Hi Steven,
I don't want to jump the gun, but after ~3 hours of heavy network i/o (ping -f
to and from, cvs checkout, ftp ... the stuff that crashed the box previously),
it is stable.
Thank you very much!
I will try to torture the box some more to see if it would behave ...
Jan
On Tue, Nov 24, 2015 at 03:31:53AM +0000, Steven Chamberlain wrote:
> Hi!
>
> Would anyone like to try this change? It's early to say if this
> definitely fixed the issue for me, but it looks promising:
>
> --- sys/kern/subr_pool.c
> +++ sys/kern/subr_pool.c
> @@ -259,5 +259,5 @@ pool_init(struct pool *pp, size_t size,
> if (pgsize - (size * items) > sizeof(struct pool_item_header)) {
> off = pgsize - sizeof(struct pool_item_header);
> - } else if (sizeof(struct pool_item_header) * 2 >= size) {
> + } else if (sizeof(struct pool_item_header) * 8 >= size) {
> off = pgsize - sizeof(struct pool_item_header);
> items = off / size;
>
> Prior to v1.149, there was a threshold of I think PAGE_SIZE/16=512
> on sparc64; pools for an item size greater than that would use an in-
> page header:
>
> * Decide whether to put the page header off page to avoid
> * wasting too large a part of the page. Off-page page headers
> * go into an RB tree, so we can match a returned item with
> * its header based on the page address.

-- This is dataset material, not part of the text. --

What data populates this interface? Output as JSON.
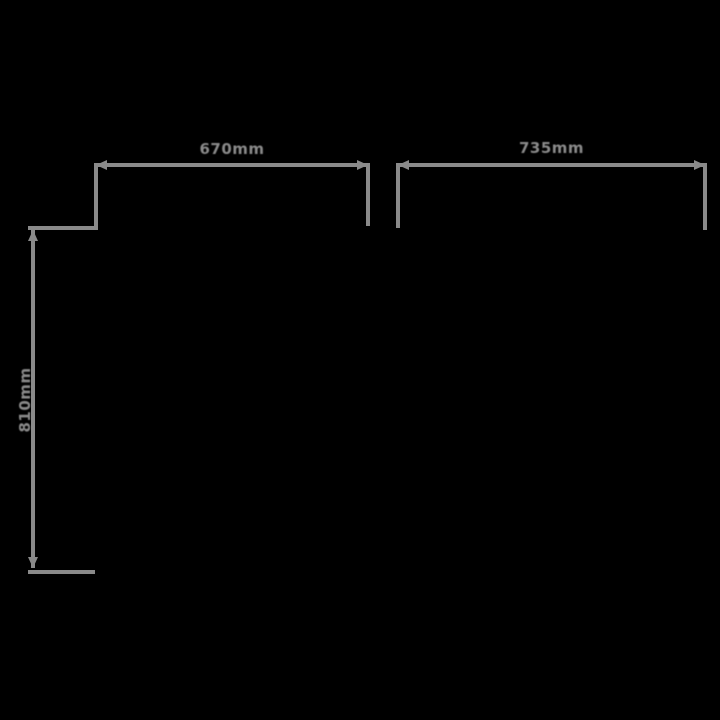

> * We use 1/16 of the page size as the threshold (XXX: tune)
> */
> if (pp->pr_size < palloc->pa_pagesz/16 && pp->pr_size < PAGE_SIZE) {
>
> /* Use the end of the page for the page header */
>
> In v1.149 the threshold became sizeof(struct pool_item_header)*2=224 on
> sparc64, so dma256 and dma512 pools would no longer use an in-page
> header, but be able to accommodate more items per page as a result.
>
> The adjustment above simply reverts that behavioural change. It
> probably never should have broken anything, other than slight
> performance change, but it seems like it triggered some maybe pre-
> existing bug elsewhere.
>
> I've already ruled out the unsigned int arithmetic I've mentioned thus
> far, with KASSERT()s that didn't trigger even when the crash happens.
>
> And I've already tried to rule out cache colouring by forcing
> pp->pr_maxcolors=0 to no avail. (Since it was only used in pools
> with an in-page header, it could have been related).
>
> p.s. I would maybe even test if this helps with tmpfs issues seen on
> armv7 and such, as I think that was first mentioned around the time of
> this change, and since it uses pool(9) for its file metadata.
>
> Regards,
> --
> Steven Chamberlain
> [email protected]
--
Be the change you want to see in the world.